The next object to examine is the function object. Going forward I am going to do the same consolidation that we did for the database object -- namely eliminate duplication. That will make this look like some records are missing because, well, they are. I am also going to remove the preexisting pg_* "group" roles to help us focus a bit:

-[ RECORD 9 ]-
objtype    | function
schemaname | public
objname    | all_access()
privname   | EXECUTE
array_agg  | {alice,dbadm,endusers}
-[ RECORD 11 ]-
objtype    | function
schemaname | public
objname    | all_access(16)
privname   | EXECUTE
array_agg  | {alice,dbadm,endusers}
-[ RECORD 13 ]-
objtype    | function
schemaname | public
objname    | check_access(25 16)
privname   | EXECUTE
array_agg  | {alice,dbadm,endusers}
-[ RECORD 15 ]-
objtype    | function
schemaname | public
objname    | check_access(25 16 25)
privname   | EXECUTE
array_agg  | {alice,dbadm,endusers}
-[ RECORD 17 ]-
objtype    | function
schemaname | public
objname    | get_inv(25 25)
privname   | EXECUTE
array_agg  | {alice,alice,alice,alice,apps,appuser,bob,bob,
              dbadm,dbadmins,joe,endusers,endusers,mary,sue}
-[ RECORD 19 ]-
objtype    | function
schemaname | public
objname    | my_privs()
privname   | EXECUTE
array_agg  | {alice,alice,alice,alice,apps,appuser,bob,bob,
              dbadm,dbadmins,joe,endusers,endusers,mary,sue}
-[ RECORD 21 ]-
objtype    | function
schemaname | public
objname    | my_privs_sys()
privname   | EXECUTE
array_agg  | {alice,alice,alice,alice,apps,appuser,bob,bob,
              dbadm,dbadmins,joe,endusers,endusers,mary,sue}

A small side bar note here -- the permissions for all_access() and check_access() are granted to each of three users twice. Let's see why that is:

SELECT pronamespace::regnamespace || '.' ||  proname || '(' || proargtypes::text || ')'
        AS objname FROM pg_proc WHERE proname LIKE '%_access';

            objname
-------------------------------
public.check_access(25 16 25)
public.check_access(25 16)
public.all_access(16)
public.all_access()

What you see here is that each of those function names exists twice in the same schema ("public"), with differing sets of argument types. In PostgreSQL, functions are disambiguated based on their "function signature", which is the fully qualified function name (i.e. schema.funcname) plus the set of input argument types. More on that later in this blog, but each of those unique function objects has its own set of privileges granted, and therefore the function name shows up as granted twice since both objects have been granted.

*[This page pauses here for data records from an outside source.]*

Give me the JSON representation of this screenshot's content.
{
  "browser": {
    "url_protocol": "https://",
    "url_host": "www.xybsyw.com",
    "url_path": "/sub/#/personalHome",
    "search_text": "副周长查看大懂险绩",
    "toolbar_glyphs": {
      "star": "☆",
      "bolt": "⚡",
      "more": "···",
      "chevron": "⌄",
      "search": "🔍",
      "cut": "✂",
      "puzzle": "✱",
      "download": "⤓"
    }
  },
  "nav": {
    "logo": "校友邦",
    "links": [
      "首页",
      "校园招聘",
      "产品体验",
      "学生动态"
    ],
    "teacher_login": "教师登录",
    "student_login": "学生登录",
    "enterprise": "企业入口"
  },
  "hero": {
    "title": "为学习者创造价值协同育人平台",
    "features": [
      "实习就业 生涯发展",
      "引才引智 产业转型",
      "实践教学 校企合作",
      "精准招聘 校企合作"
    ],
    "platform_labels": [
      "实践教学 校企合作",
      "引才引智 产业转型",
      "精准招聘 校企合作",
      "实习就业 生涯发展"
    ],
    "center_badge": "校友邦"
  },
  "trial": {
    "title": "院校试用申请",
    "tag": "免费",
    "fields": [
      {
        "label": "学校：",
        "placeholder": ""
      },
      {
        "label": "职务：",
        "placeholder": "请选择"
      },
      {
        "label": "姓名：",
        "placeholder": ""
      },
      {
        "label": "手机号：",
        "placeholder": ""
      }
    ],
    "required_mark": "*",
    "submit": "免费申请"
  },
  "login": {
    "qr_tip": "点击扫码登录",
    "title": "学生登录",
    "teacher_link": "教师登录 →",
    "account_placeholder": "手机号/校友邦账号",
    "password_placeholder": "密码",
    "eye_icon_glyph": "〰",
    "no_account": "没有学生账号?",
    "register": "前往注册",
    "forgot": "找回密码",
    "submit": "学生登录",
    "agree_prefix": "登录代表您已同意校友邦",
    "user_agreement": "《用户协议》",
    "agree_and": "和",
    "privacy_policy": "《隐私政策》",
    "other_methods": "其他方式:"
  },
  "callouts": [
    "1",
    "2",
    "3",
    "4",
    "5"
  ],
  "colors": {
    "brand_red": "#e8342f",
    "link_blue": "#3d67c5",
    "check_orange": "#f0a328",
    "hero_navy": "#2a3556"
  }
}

However we also see that get_inv(), my_privs, and my_privs_sys are granted to alice four times each and bob and endusers twice. What exactly is going on there? To investigate we can run the following (get_inv() only since all have identical privilege grants):

-- toggle expanded output off
\x
SELECT objtype, schemaname, objname, privname, base_role, as_role, role_path
FROM all_access()
WHERE base_role in ('alice','bob','endusers')
  AND objname in ('get_inv(25 25)')
    AND privname = 'EXECUTE' ORDER BY 3,5,7;

  objtype  | schemaname |    objname     | privname | base_role | as_role  |     role_path
----------+------------+----------------+----------+-----------+----------+--------------------
  function | public     | get_inv(25 25) | EXECUTE  | alice     | alice    | alice
  function | public     | get_inv(25 25) | EXECUTE  | alice     | joe      | alice.joe
  function | public     | get_inv(25 25) | EXECUTE  | alice     | endusers | alice.endusers
  function | public     | get_inv(25 25) | EXECUTE  | alice     | dbadm    | alice.endusers.dbadm
  function | public     | get_inv(25 25) | EXECUTE  | bob       | bob      | bob
  function | public     | get_inv(25 25) | EXECUTE  | bob       | dbadmins | bob.dbadmins
  function | public     | get_inv(25 25) | EXECUTE  | endusers  | endusers | endusers
  function | public     | get_inv(25 25) | EXECUTE  | endusers  | dbadm    | endusers.dbadm
(8 rows)

-- toggle expanded output on
\x

Here we see the following:

• alice has direct access to EXECUTE function get_inv(25 25). This is because, by default, when we created get_inv() the EXECUTE privilege was granted to PUBLIC. Hence bob and endusers also have direct access.
• Similarly, dbadmins has EXECUTE by virtue of the grant to PUBLIC, and bob can escalate (via SET ROLE) to the dbadmins role, thereby having a second path with which to run get_inv(25 25).
• endusers can escalate to dbadm, which in turn can execute get_inv(25 25) for two reasons. First of all the grant to PUBLIC, but also critically because dbadm has the Superuser attribute and can therefore do anything.
• Finally, alice can escalate to endusers or joe to execute the function, or escalate again from endusers to dbadm and become Superuser.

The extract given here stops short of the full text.